LATER IN THE JUDGMENT

The judge returned to the nature of the witness statement later in the judgment.

“I agree with Mr. Weale that I should reject the submissions based on the scope of Judge Freedman’s order and the List of Issues which it produced. It is true that the timescales were short and that the Judge clearly did not envisage a very long disclosure process, but this does not bind me. He gave liberty to apply to the Master and Cobussen has instead come to me. The way in which the Respondents waited until the last moment to reveal their position before the 30th July 2019 and again before the 28th January 2020 suggests a tactic designed to “bounce” an opponent and cause delay. This is to be deprecated, and in this case it may have resulted in a rather more rushed approach to the directions required in relation to disclosure than is desirable. The Respondents should not be permitted to benefit from that. I have set out above Mr.
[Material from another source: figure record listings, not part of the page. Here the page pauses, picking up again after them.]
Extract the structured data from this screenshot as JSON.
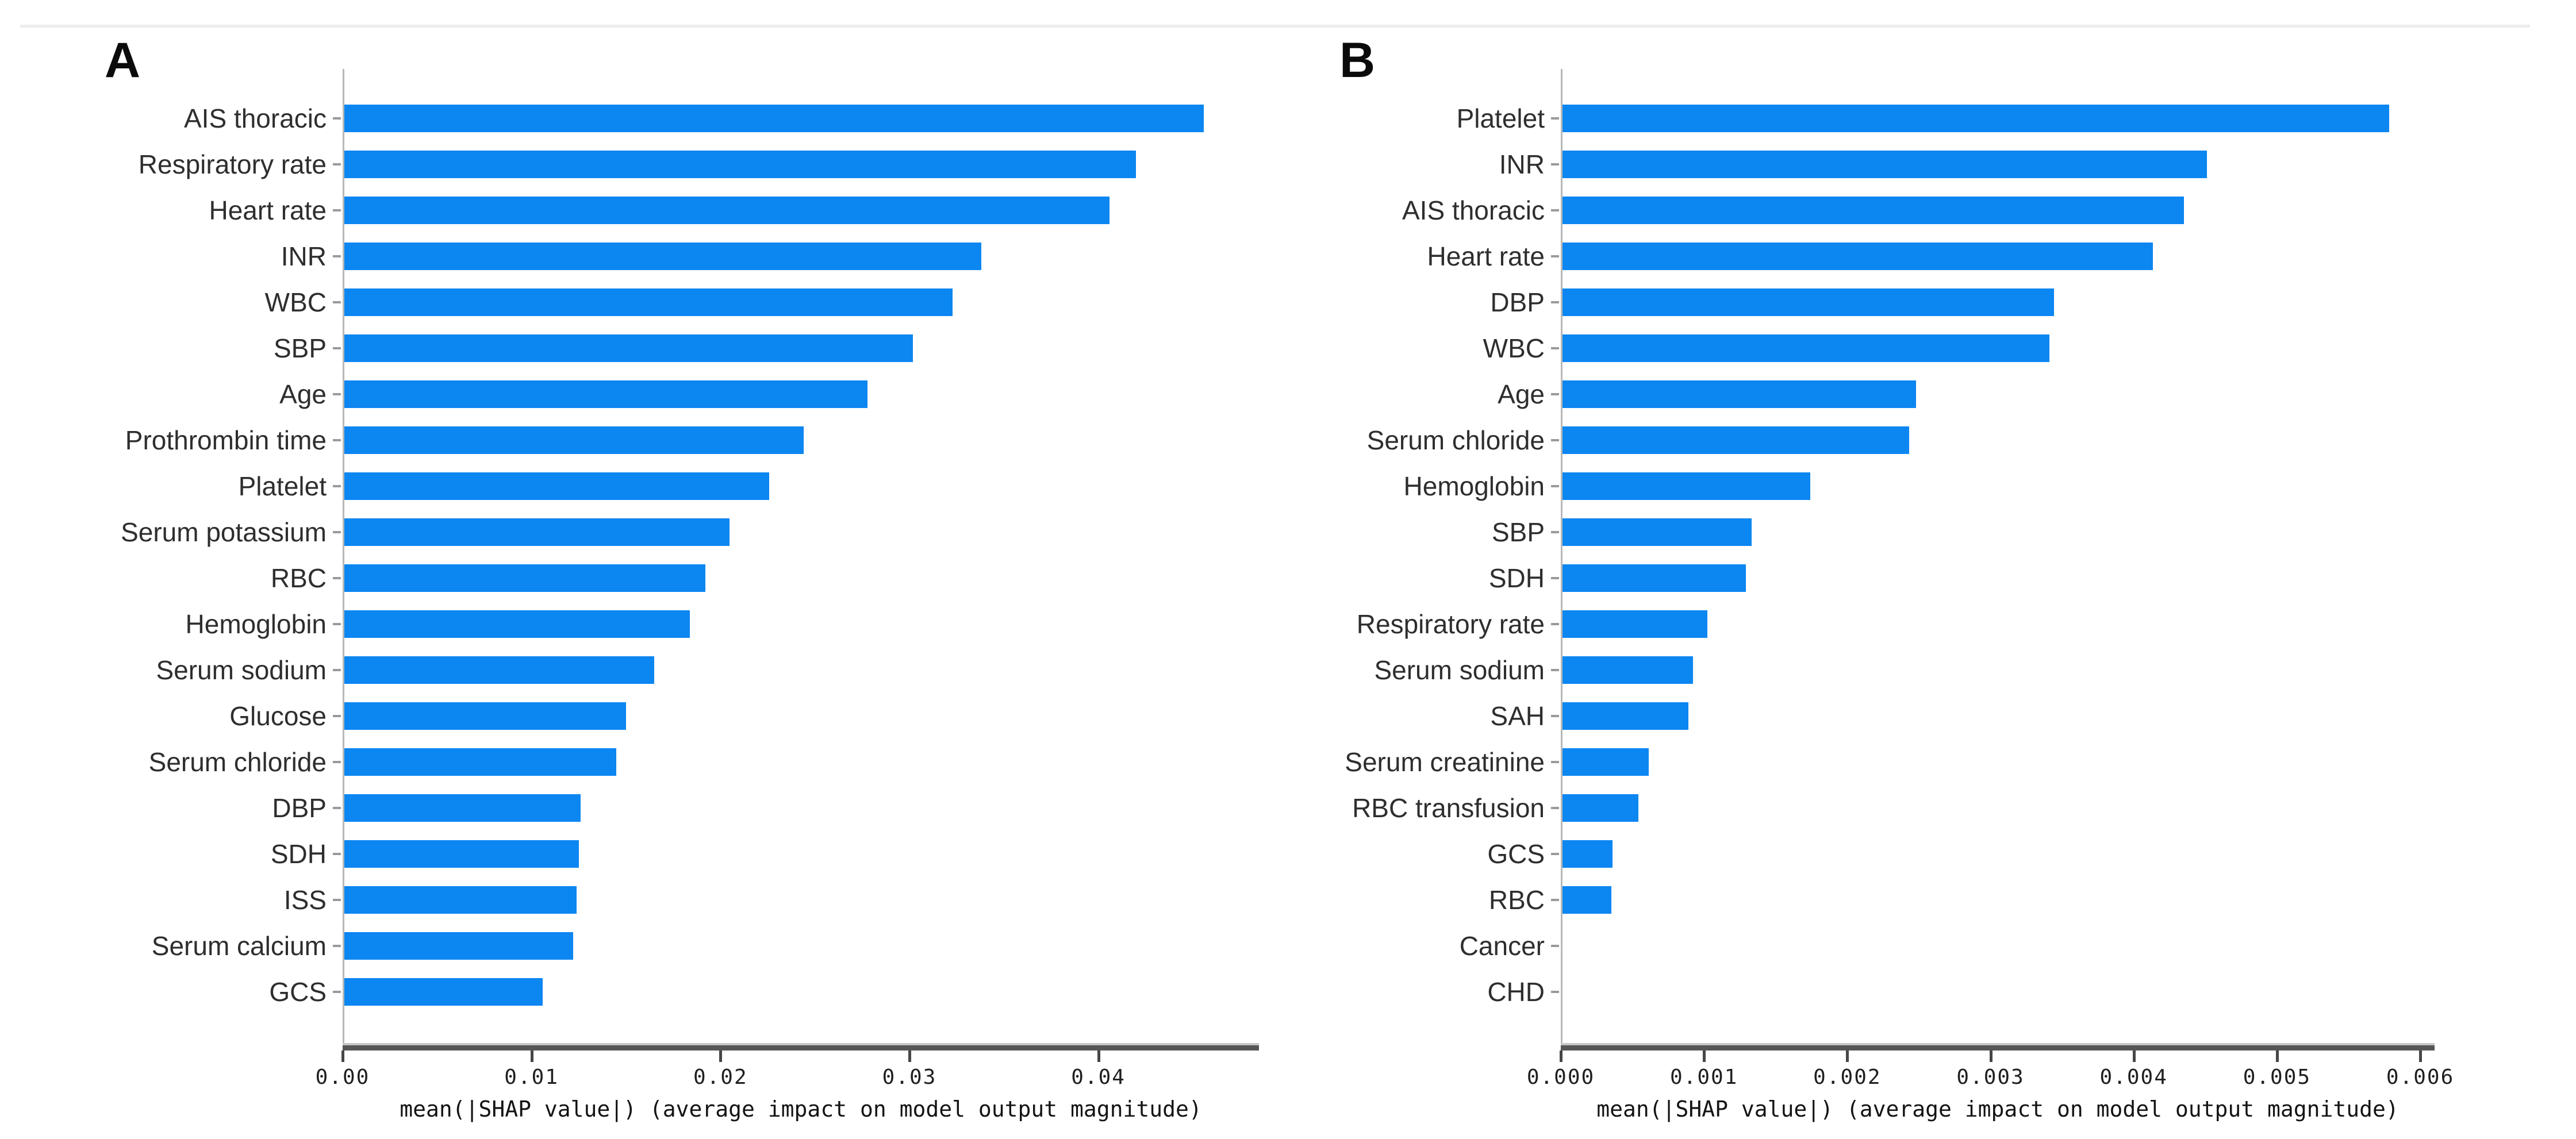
{
  "figure": {
    "bar_color": "#0c86f1",
    "panel_a_title": "A",
    "panel_b_title": "B"
  },
  "chart_data": [
    {
      "type": "bar",
      "orientation": "horizontal",
      "title": "A",
      "xlabel": "mean(|SHAP value|) (average impact on model output magnitude)",
      "legend": "none",
      "grid": false,
      "xlim": [
        0,
        0.0485
      ],
      "xticks": [
        0.0,
        0.01,
        0.02,
        0.03,
        0.04
      ],
      "xtick_labels": [
        "0.00",
        "0.01",
        "0.02",
        "0.03",
        "0.04"
      ],
      "categories": [
        "AIS thoracic",
        "Respiratory rate",
        "Heart rate",
        "INR",
        "WBC",
        "SBP",
        "Age",
        "Prothrombin time",
        "Platelet",
        "Serum potassium",
        "RBC",
        "Hemoglobin",
        "Serum sodium",
        "Glucose",
        "Serum chloride",
        "DBP",
        "SDH",
        "ISS",
        "Serum calcium",
        "GCS"
      ],
      "values": [
        0.0455,
        0.0419,
        0.0405,
        0.0337,
        0.0322,
        0.0301,
        0.0277,
        0.0243,
        0.0225,
        0.0204,
        0.0191,
        0.0183,
        0.0164,
        0.0149,
        0.0144,
        0.0125,
        0.0124,
        0.0123,
        0.0121,
        0.0105
      ]
    },
    {
      "type": "bar",
      "orientation": "horizontal",
      "title": "B",
      "xlabel": "mean(|SHAP value|) (average impact on model output magnitude)",
      "legend": "none",
      "grid": false,
      "xlim": [
        0,
        0.0061
      ],
      "xticks": [
        0.0,
        0.001,
        0.002,
        0.003,
        0.004,
        0.005,
        0.006
      ],
      "xtick_labels": [
        "0.000",
        "0.001",
        "0.002",
        "0.003",
        "0.004",
        "0.005",
        "0.006"
      ],
      "categories": [
        "Platelet",
        "INR",
        "AIS thoracic",
        "Heart rate",
        "DBP",
        "WBC",
        "Age",
        "Serum chloride",
        "Hemoglobin",
        "SBP",
        "SDH",
        "Respiratory rate",
        "Serum sodium",
        "SAH",
        "Serum creatinine",
        "RBC transfusion",
        "GCS",
        "RBC",
        "Cancer",
        "CHD"
      ],
      "values": [
        0.00577,
        0.0045,
        0.00434,
        0.00412,
        0.00343,
        0.0034,
        0.00247,
        0.00242,
        0.00173,
        0.00132,
        0.00128,
        0.00101,
        0.00091,
        0.00088,
        0.0006,
        0.00053,
        0.00035,
        0.00034,
        0,
        0
      ]
    }
  ]
}
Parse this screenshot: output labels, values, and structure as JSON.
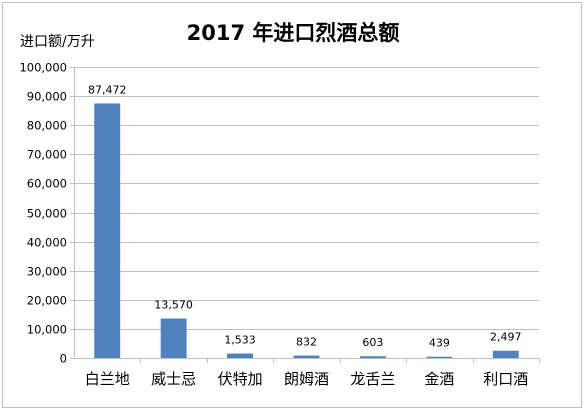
{
  "chart_data": {
    "type": "bar",
    "title": "2017 年进口烈酒总额",
    "ylabel": "进口额/万升",
    "xlabel": "",
    "categories": [
      "白兰地",
      "威士忌",
      "伏特加",
      "朗姆酒",
      "龙舌兰",
      "金酒",
      "利口酒"
    ],
    "values": [
      87472,
      13570,
      1533,
      832,
      603,
      439,
      2497
    ],
    "value_labels": [
      "87,472",
      "13,570",
      "1,533",
      "832",
      "603",
      "439",
      "2,497"
    ],
    "ylim": [
      0,
      100000
    ],
    "yticks": [
      0,
      10000,
      20000,
      30000,
      40000,
      50000,
      60000,
      70000,
      80000,
      90000,
      100000
    ],
    "ytick_labels": [
      "0",
      "10,000",
      "20,000",
      "30,000",
      "40,000",
      "50,000",
      "60,000",
      "70,000",
      "80,000",
      "90,000",
      "100,000"
    ],
    "grid": true,
    "legend": "none",
    "bar_color": "#4f81bd"
  }
}
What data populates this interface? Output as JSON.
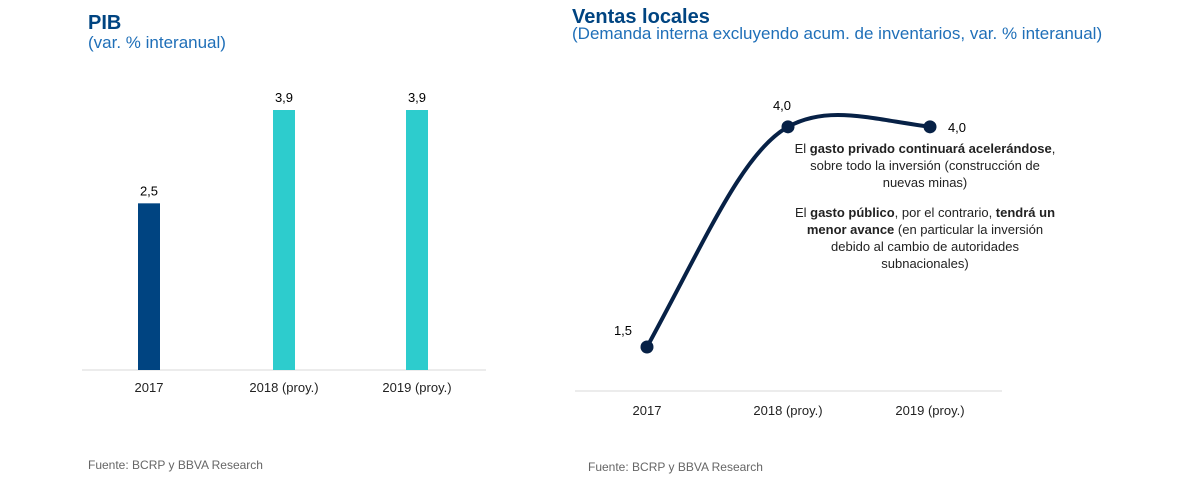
{
  "chart_data": [
    {
      "type": "bar",
      "title": "PIB",
      "subtitle": "(var. % interanual)",
      "categories": [
        "2017",
        "2018 (proy.)",
        "2019 (proy.)"
      ],
      "values": [
        2.5,
        3.9,
        3.9
      ],
      "value_labels": [
        "2,5",
        "3,9",
        "3,9"
      ],
      "bar_colors": [
        "#004481",
        "#2dcccd",
        "#2dcccd"
      ],
      "ylim": [
        0,
        4.5
      ],
      "grid": false,
      "source": "Fuente: BCRP y BBVA Research"
    },
    {
      "type": "line",
      "title": "Ventas locales",
      "subtitle": "(Demanda interna excluyendo acum. de inventarios, var. % interanual)",
      "categories": [
        "2017",
        "2018 (proy.)",
        "2019 (proy.)"
      ],
      "values": [
        1.5,
        4.0,
        4.0
      ],
      "value_labels": [
        "1,5",
        "4,0",
        "4,0"
      ],
      "line_color": "#072146",
      "ylim": [
        1.0,
        4.6
      ],
      "grid": false,
      "annotation": {
        "p1_a": "El ",
        "p1_b": "gasto privado continuará acelerándose",
        "p1_c": ", sobre todo la inversión (construcción de nuevas minas)",
        "p2_a": "El ",
        "p2_b": "gasto público",
        "p2_c": ", por el contrario, ",
        "p2_d": "tendrá un menor avance",
        "p2_e": " (en particular la inversión debido al cambio de autoridades subnacionales)"
      },
      "source": "Fuente: BCRP y BBVA Research"
    }
  ]
}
Isaacs’ apology and explanation for the ambush in July. I am grateful for the apology, but attach no weight at all to the explanation. Mr. Isaacs says that Mr. Akbar did not “pick up” the documents with which he was served until some unspecified time, and I have indicated my concerns about Mr. Akbar’s explanations given in evidence by Mr. Isaacs at [6]-[11] above. The inclusion of these assertions by Mr. Isaacs with the declaration that they are true to the best of his belief surprises me. There is no indication that Mr. Isaacs probed them in any way before deciding that he believed them. I don’t doubt that he does, but since he does not explain why he believes this implausible material to be true, I attach no weight to what he says. The fact that the same approach was taken in January 2020 confirms to me in deciding that I should not allow the Respondents any tactical advantage from any loopholes there may have been in the Order of 30th July or the List of Issues which was agreed in September.”